India needs to scale up investments by at least three times from Rs 425,300 crore to meet its climate targets, according to a new report by independent non-profit Climate Policy Initiative (CPI).
The mitigation sector is estimated to have attracted Rs 371,200 crore ($50 billion) on average per year in financial year 2021-22, a 20 per cent increase from 2019/20.
Adaptation-related sectors witnessed a nearly three-fold increase in investments in the same period, reaching Rs 1,09,200 crore ($15 billion) per year in 2021-22.
“India’s green finance landscape has made significant progress, but there is a long road ahead. This report highlights critical areas where action is needed to scale investments and bridge existing gaps,” Vivek Sen, director, CPI India, said in a statement.
The Indian government estimated that the country needs Rs 16,250,000 crore ($2.5 trillion) by 2030—amounting to Rs 1,100,000 crore annually ($170 billion)—to achieve its Nationally Determined Contributions (NDC). NDCs are national climate action plans by each country under the Paris Agreement to reduce greenhouse gas emissions to help meet the global goal of limiting temperature rise to 1.5°C and adapt to the impacts of climate change.
India’s cumulative adaptation-related investment needs are at least Rs 8,560,000 crore ($1 trillion)—or Rs 5,733,000 crore ($67 billion) per year from 2015 to 2030.
The CPI report, titled The Landscape of Green Finance in India, looked at both public and private sources of green finance in India. It also tracked domestic and international financial flows from their sources to end beneficiaries.
The report finds that around 83 per cent of India’s green finance for mitigation was sourced domestically. Of the 83 per cent of domestic mitigation finance, the private sector contributed 66 per cent.

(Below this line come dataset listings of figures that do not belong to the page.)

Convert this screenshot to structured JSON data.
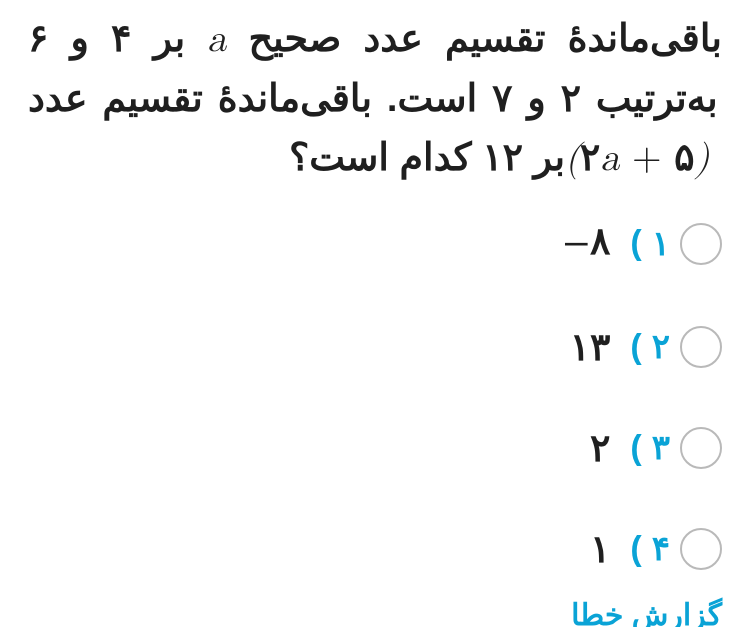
{
  "question": {
    "part1": "باقی‌ماندهٔ تقسیم عدد صحیح ",
    "mathA": "a",
    "part2": " بر ۴ و ۶ به‌ترتیب ۲ و ۷ است. باقی‌ماندهٔ تقسیم عدد ",
    "mathExprOpen": "(",
    "mathExprTwo": "۲",
    "mathExprA": "a",
    "mathExprPlus": " + ",
    "mathExprFive": "۵",
    "mathExprClose": ")",
    "part3": " بر ۱۲ کدام است؟"
  },
  "options": [
    {
      "num": "۱",
      "paren": ")",
      "value": "۸",
      "neg": true
    },
    {
      "num": "۲",
      "paren": ")",
      "value": "۱۳",
      "neg": false
    },
    {
      "num": "۳",
      "paren": ")",
      "value": "۲",
      "neg": false
    },
    {
      "num": "۴",
      "paren": ")",
      "value": "۱",
      "neg": false
    }
  ],
  "report_label": "گزارش خطا",
  "colors": {
    "accent": "#0aa3d6",
    "text": "#1f1f1f",
    "radio_border": "#b9b9b9",
    "background": "#ffffff"
  }
}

International finance for mitigation increased to 17 per cent in 2021-22 from around 15 per cent in 2019-20. Of total international mitigation flows in 2021-22, contribution from private sources rose to 66 per cent up from 40 per cent in 2019-20. The remaining 34 per cent was traced back to public sources.
Among different sectors, clean energy attracted 47 per cent of the investment, with energy efficiency accounting 35 per cent, and clean transportation receiving 18 per cent of finances. All three sectors received the lion’s share of funding domestically.
Unlike mitigation, most of adaptation financing was raised through public means. Domestic sources, largely from central and state government budgets, accounted for 98 per cent of finance for 2021-22.
Funds for farm adaptation-related activities in agriculture from domestic private finance — private equity and venture capital funds — was negligible, less than 1 per cent.
Though international finance provides a small share, it has seen a growth of 19 per cent in 2021-22, compared to 2019/20. Of this, 92 per cent came from public international sources. The report warns that India’s adaptation investments are likely to increase with climate change.
Within the adaptation sector, disaster risk management received the most funding, representing 42 per cent of the flows. It also saw a ten-fold increase from 2019-20, primarily driven by increasing government budgetary expenditure.
This was followed by flood and cyclone mitigation and on-farm adaptation-related agricultural activities, receiving 32 per cent and 24 per cent of India’s adaptation funds.
Within on-farm adaptation-related agricultural activities, crop insurance got 58 per cent of the total finance. Public sources financed 99 per cent of on-farm adaptation activities.